John Craigie is an American singer-songwriter. He has been hailed as a "Modern-Day Troubadour" in the style of Woody Guthrie and Ramblin' Jack Elliott.
Over the years, Craigie has taken his unique musical style across the western United States. He stays true to the essence of folk music, and the traditions of the seminal writers of our past century. With timeless melodies and insightful lyrics—interspersed with witty storytelling—his songs take many poetic turns before bringing you back home. His themes range from social commentary to personal empowerment, political satire, and modern love. Craigie writes, sings, and plays for the people.
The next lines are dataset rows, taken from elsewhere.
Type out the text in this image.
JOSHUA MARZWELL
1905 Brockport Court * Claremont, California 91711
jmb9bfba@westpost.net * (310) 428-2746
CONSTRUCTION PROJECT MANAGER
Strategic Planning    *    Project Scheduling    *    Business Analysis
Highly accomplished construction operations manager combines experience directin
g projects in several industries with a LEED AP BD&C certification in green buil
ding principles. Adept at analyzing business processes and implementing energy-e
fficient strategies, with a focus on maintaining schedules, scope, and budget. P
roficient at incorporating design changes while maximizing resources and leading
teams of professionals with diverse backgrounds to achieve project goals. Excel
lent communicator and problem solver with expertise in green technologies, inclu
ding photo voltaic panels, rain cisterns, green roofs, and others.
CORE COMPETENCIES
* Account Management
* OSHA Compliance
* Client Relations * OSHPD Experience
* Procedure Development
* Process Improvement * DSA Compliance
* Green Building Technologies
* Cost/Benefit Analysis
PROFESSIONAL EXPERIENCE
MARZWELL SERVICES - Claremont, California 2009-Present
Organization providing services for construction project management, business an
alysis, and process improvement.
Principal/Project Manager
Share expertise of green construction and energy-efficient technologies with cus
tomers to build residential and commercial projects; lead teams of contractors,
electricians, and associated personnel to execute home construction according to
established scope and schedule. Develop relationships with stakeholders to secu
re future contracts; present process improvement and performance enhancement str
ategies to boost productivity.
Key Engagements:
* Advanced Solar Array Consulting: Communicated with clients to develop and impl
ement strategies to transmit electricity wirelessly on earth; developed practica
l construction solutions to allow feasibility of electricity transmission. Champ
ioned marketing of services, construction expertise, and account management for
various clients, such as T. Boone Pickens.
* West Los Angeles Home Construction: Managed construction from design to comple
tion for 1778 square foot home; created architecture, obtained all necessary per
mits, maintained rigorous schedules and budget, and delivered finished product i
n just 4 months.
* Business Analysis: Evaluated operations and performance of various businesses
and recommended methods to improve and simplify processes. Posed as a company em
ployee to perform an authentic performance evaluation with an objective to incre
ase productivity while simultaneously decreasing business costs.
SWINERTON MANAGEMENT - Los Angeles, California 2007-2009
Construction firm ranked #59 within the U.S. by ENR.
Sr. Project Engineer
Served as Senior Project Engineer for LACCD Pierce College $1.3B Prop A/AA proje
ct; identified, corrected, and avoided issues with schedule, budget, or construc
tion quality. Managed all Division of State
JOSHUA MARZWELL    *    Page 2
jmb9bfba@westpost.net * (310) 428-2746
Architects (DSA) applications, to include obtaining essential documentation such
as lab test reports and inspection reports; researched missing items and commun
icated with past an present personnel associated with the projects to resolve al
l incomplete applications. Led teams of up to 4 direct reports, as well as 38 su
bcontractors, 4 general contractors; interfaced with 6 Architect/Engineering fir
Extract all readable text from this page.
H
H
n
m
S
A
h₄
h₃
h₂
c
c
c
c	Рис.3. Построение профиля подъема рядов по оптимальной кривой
The story of Craigie’s first album begins with a new folk singer on the scene in Santa Cruz, CA, with seven years of songwriting pent-up in a 23 year old brain and a 6 year old guitar. In an attempt to put these songs down on disc, Craigie found himself in the middle of the woods, outside of Santa Cruz, in a one-room studio that also served as a recording studio. With the help of the very eccentric owner of the studio, in about three days, john had laid out over 20 songs. Satisfied with the sound john grabbed the rough mixes and began to pass it around to listeners and fellow musicians. Packaged in a home-made sleeve and case, “I always –ed you” became Craigie’s first album before he got a chance to change anything. It was too late. The response was huge and the demand for the raw sound kept it untouched. Still packaged in the same home-made style, it remains as one of john’s most beloved albums. Like most debut albums, it reflects the innocence and the honesty of a musician’s first step on his/her path.